Se realizó mutagénesis de acuerdo con el siguiente procedimiento:
Un matraz estéril T=2 días de antigüedad, de aproximadamente 50 ml, se vertió en un homogeneizador de vidrio de 40 ml estéril. El cultivo recibió 50 recorridos en el homogeneizador. El cultivo se pipeteó y se filtró a través de un filtro de malla de 50 micrómetros estéril, que se puso en un tubo estéril de 50 ml (la malla se usó como medio de retención de los grumos más grandes de colonias mientras que deja para los grupos más pequeños y las células individuales a través de la malla de 50 micrómetros). El macerado concentrado completo se recogió en un tubo estéril de 50 ml. El cultivo macerado se mezcló en agitadora vorticial y se hicieron diluciones niveles de hasta factor 1:100. Las muestras de macerado diluido se mezclaron en agitadora vorticial antes de añadir 200 pl de inóculo a una placa de medio de agar, de 100 x 15 mm, que contenía 4-5 microesferas de vidrio (microesferas de vidrio de 3 mm). Cada placa se agitó suavemente en un esfuerzo porque las microesferas extendieran el inóculo uniformemente alrededor de la placa. Las microesferas se retiraron de las placas y las placas se dejaron asentar con las cubiertas puestas durante aproximadamente 5 minutos para que se secaran. Se apagaron las luces tanto en la campana estéril como en las zonas adyacentes ya que el procedimiento se realizó en luz tenue. Había un mínimo de luz disponible para poder realizar el procedimiento, pero solamente indirecta y tenue.
Se colocaron cinco placas replicadas en el suelo del reticulador XL (Spectronics Corporation, Nueva York) con las tapas quitadas mientras se irradiaban las muestras. El reticulador suministraba energía en términos de microjulios y se buscó un nivel que consiguiera una destrucción de un 90 %-95 %. Se inocularon cinco placas de control replicadas con células sin mutagenizar usando el mismo protocolo. Estos recuentos de células se usaron para calcular el % de destrucción. Una vez se acabó la irradiación, se recogieron las placas, se volvieron a poner las tapas y las placas se envolvieron en Parafilm seguido de una envoltura de papel de aluminio. Fue imperativo que las placas crecieran durante la primera semana en la oscuridad de modo que no pudieran reparar los genes dañados.

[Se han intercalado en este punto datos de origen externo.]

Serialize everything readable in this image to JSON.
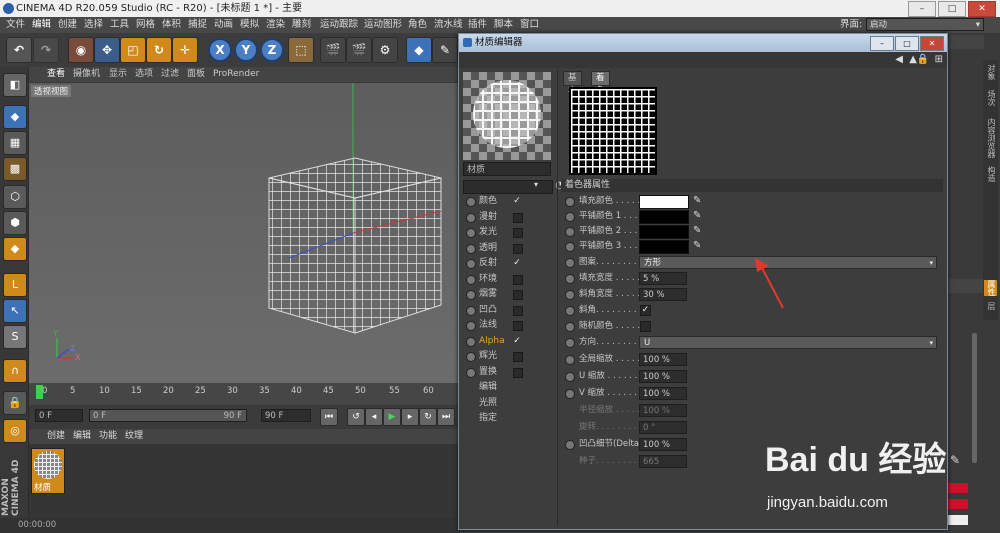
{
  "app": {
    "title": "CINEMA 4D R20.059 Studio (RC - R20) - [未标题 1 *] - 主要",
    "layout_label": "界面:",
    "layout_value": "启动"
  },
  "menubar": [
    "文件",
    "编辑",
    "创建",
    "选择",
    "工具",
    "网格",
    "体积",
    "捕捉",
    "动画",
    "模拟",
    "渲染",
    "雕刻",
    "运动跟踪",
    "运动图形",
    "角色",
    "流水线",
    "插件",
    "脚本",
    "窗口"
  ],
  "toolbar": {
    "axis_x": "X",
    "axis_y": "Y",
    "axis_z": "Z"
  },
  "viewport": {
    "menu": [
      "查看",
      "摄像机",
      "显示",
      "选项",
      "过滤",
      "面板",
      "ProRender"
    ],
    "label": "透视视图",
    "axis_labels": {
      "y": "Y",
      "z": "Z",
      "x": "X"
    }
  },
  "timeline": {
    "ticks": [
      "0",
      "5",
      "10",
      "15",
      "20",
      "25",
      "30",
      "35",
      "40",
      "45",
      "50",
      "55",
      "60"
    ],
    "start": "0 F",
    "current": "0 F",
    "end": "90 F",
    "end2": "90 F"
  },
  "material_manager": {
    "menu": [
      "创建",
      "编辑",
      "功能",
      "纹理"
    ],
    "material_label": "材质"
  },
  "statusbar": {
    "time": "00:00:00"
  },
  "maxon": "MAXON CINEMA 4D",
  "dialog": {
    "title": "材质编辑器",
    "material_name": "材质",
    "channels": [
      {
        "label": "颜色",
        "checked": true,
        "highlight": false
      },
      {
        "label": "漫射",
        "checked": false,
        "highlight": false
      },
      {
        "label": "发光",
        "checked": false,
        "highlight": false
      },
      {
        "label": "透明",
        "checked": false,
        "highlight": false
      },
      {
        "label": "反射",
        "checked": true,
        "highlight": false
      },
      {
        "label": "环境",
        "checked": false,
        "highlight": false
      },
      {
        "label": "烟雾",
        "checked": false,
        "highlight": false
      },
      {
        "label": "凹凸",
        "checked": false,
        "highlight": false
      },
      {
        "label": "法线",
        "checked": false,
        "highlight": false
      },
      {
        "label": "Alpha",
        "checked": true,
        "highlight": true
      },
      {
        "label": "辉光",
        "checked": false,
        "highlight": false
      },
      {
        "label": "置换",
        "checked": false,
        "highlight": false
      },
      {
        "label": "编辑",
        "checked": null,
        "highlight": false
      },
      {
        "label": "光照",
        "checked": null,
        "highlight": false
      },
      {
        "label": "指定",
        "checked": null,
        "highlight": false
      }
    ],
    "tabs": [
      "基本",
      "着色器"
    ],
    "section_title": "着色器属性",
    "props": {
      "fill_color": "填充颜色 . . . . .",
      "line_color1": "平铺颜色 1 . . .",
      "line_color2": "平铺颜色 2 . . .",
      "line_color3": "平铺颜色 3 . . .",
      "pattern": "图案. . . . . . . . .",
      "pattern_value": "方形",
      "fill_width": "填充宽度 . . . . .",
      "fill_width_value": "5 %",
      "bevel_width": "斜角宽度 . . . . .",
      "bevel_width_value": "30 %",
      "bevel": "斜角. . . . . . . . .",
      "random_color": "随机颜色 . . . . .",
      "orientation": "方向. . . . . . . . .",
      "orientation_value": "U",
      "global_scale": "全局缩放 . . . . .",
      "global_scale_value": "100 %",
      "u_scale": "U 缩放 . . . . . .",
      "u_scale_value": "100 %",
      "v_scale": "V 缩放 . . . . . .",
      "v_scale_value": "100 %",
      "radius_scale": "半径缩放 . . . . .",
      "radius_scale_value": "100 %",
      "rotation": "旋转. . . . . . . . .",
      "rotation_value": "0 °",
      "bump_detail": "凹凸细节(Delta)",
      "bump_detail_value": "100 %",
      "seed": "种子. . . . . . . . .",
      "seed_value": "665"
    },
    "colors": {
      "fill": "#ffffff",
      "tile": "#000000"
    }
  },
  "right_tabs": [
    "对象",
    "场次",
    "内容浏览器",
    "构造",
    "属性",
    "层"
  ],
  "watermark": {
    "big": "Bai du 经验",
    "small": "jingyan.baidu.com"
  }
}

Las placas se colocaron en una sala a 22,5 °C durante aproximadamente 10 días antes del recuento de las colonias. Cuando se hicieron los recuentos finales, se cogieron colonias individuales con un asa de siembra estéril y se volvieron a sembrar en estrías en nuevas placas de medio. Cada colonia se sembró en una placa individual. Según crecían las placas en densidad, se recogía una muestra, usando un asa de siembra, y se inoculaba en un matraz de agitación estéril de 250 ml que contenía 50 ml de medio. Este matraz se puso en una agitadora a 200 rpm en una sala a 22,5 °C. En T=7 días, el cultivo en matraz de agitación se recolectó en un tubo estéril de 50 ml. Se tomó el pH y se centrifugó la muestra para recoger el sedimento de biomasa. Cada muestra se aclaró y se resuspendió en una mezcla 50:50 de alcohol isopropílico y agua destilada antes de volver a centrifugarse. El sedimento recogido se liofilizó, se pesó y se realizó un análisis de FAME. Los datos de las tablas 31 y 32 representan mutantes producidos con el proceso anterior a partir de las cepas PTA-10208 y PTA-10212, respectivamente.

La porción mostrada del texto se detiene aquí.